S
Sunseeker
Guest
Shidaku's suggestion that there be a stated "level minimum" for these more "advanced" races is a curious one. I think that could work...at least for the "official line" framing the game. Ya know folks'll be breaking that wide open at home. But that's not really something that can be helped. At least the effort is there to say "these guys are BAD! [like Michael Jackson "Bad"] and shouldn't be used in campaigns as PCs below X level."
Almost like D&D would be coming full circle. Started out with level maxes for non-human races, now introducing non-human min's. hahaha. That tickles me in some odd way. [yes, I know, 1e npc Drow already had these].
I mean lets say Drow or Gith are normally "tougher" races. Well..WHY are they tougher races? Are they genetically superior races? If so, WHY are they genetically superior? Centuries of eugenics within the species I would imagine, but lets for a moment consider the implications of writing that into D&D. I'm not sure I'm really okay with the idea of that being written into D&D. I mean we're kind of used to it with the Drow, but how many humanoid races are going to be forced to join this because of the idea that they are "naturally" superior?
I don't think these races are naturally or unnaturally superior, I think it's a perspective issue. The Drow, the Gith, the other creatures you and I as adventurers usually see are NOT representative of the whole. They are trained soldiers, trained assassins, clerics or wizards. We don't really run into "Generic Gith Farmer" or "Generic Drow Townsfolk". We usually run into the Gith war party, or the Drow raider party or the evil temple to Lolth or whatever. Where on the other hand, we run into Bob the farm-hand and Debbie the milk-maid on a regular basis. I think our history of setting up races like Gith or Drow as cultureless evil-doers without all the mundanity of "nice" societies has led us to a point where we simply don't think of Drow commoners or untrained Gith.
This is what I like about the concept of the "Drow Noble" and the "Drow". The Drow noble represents the genetically-enhanced, bred-for-power part of society that we, as adventurers are familiar with, while the mundane "Drow" represents the every-day rabble that populate the majority of Drow society. I mean Drow society may encourage backstabbing and betrayal, but that doesn't mean that every Drow is a master assassin, it just means it's socially encouraged.
A 5'-6' humanoid with an average build is not going to be significantly more powerful without some sort of underlying magical, genetic, or supernatural enhancement. And if we're going that route, I think we have to tread carefully to avoid setting the precedent that ALL non-humans MUST have this underlying quality to them in order for them to be superior to humans.
IMO: All near-humans, such as elf-variants, short peoples, skinny peoples fat people's should have a "core" PC-based component to them. It keeps the math simple. Any additional elements are then layered on top as special feats, magical abilities, unnatural enhancement, templates or class levels.

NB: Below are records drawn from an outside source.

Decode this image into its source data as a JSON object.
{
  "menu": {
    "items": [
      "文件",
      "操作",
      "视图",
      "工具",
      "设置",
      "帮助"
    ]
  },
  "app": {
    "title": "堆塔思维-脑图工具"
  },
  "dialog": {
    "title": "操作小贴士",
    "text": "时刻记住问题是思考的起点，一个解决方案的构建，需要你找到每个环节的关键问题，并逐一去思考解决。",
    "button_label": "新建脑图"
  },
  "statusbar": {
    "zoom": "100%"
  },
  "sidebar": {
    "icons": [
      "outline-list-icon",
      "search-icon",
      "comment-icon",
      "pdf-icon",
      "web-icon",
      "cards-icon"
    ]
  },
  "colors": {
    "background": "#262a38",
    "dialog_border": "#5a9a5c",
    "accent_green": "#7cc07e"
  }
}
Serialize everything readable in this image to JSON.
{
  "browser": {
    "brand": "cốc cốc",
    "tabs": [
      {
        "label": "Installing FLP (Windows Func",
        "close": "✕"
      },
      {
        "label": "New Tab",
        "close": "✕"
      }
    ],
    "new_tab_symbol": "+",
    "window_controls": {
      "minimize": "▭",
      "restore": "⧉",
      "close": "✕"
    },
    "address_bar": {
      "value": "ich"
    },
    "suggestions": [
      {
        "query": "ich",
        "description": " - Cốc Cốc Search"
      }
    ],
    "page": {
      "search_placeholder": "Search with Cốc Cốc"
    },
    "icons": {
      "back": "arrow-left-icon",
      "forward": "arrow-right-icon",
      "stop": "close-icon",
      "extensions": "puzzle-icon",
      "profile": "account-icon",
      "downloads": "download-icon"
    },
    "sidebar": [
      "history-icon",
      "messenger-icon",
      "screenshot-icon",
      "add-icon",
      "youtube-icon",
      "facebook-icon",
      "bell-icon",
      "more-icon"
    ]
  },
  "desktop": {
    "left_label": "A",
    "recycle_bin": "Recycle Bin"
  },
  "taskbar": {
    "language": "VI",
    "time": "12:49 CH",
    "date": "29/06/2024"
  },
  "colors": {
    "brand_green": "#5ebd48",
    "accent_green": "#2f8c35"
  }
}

It keeps the math constant. For monstrous humanoids, lets emphaize that "monstrous", add in "young", "mature" or "old" templates, "advanced", "monstrous", "brute", or some other thing. It keeps the math constant, this was one of the biggest flaws of pre-4e editions, editions that DDN is desperatley trying to imitate in an effort to recapture lost fans and Pathfinder players. What DDN cannot allow itsself to do is repeat the math irrelevant mish-mash that those editions became. If there's no logic, no reason, no underlying math behind the scenes then the game makes no sense, and we get all sorts of things that we had in previous editions where CRs were meaningless, LAs were irrelevant and there was no way we could discern if one fight or one foe or one class would be a 10 or a 1.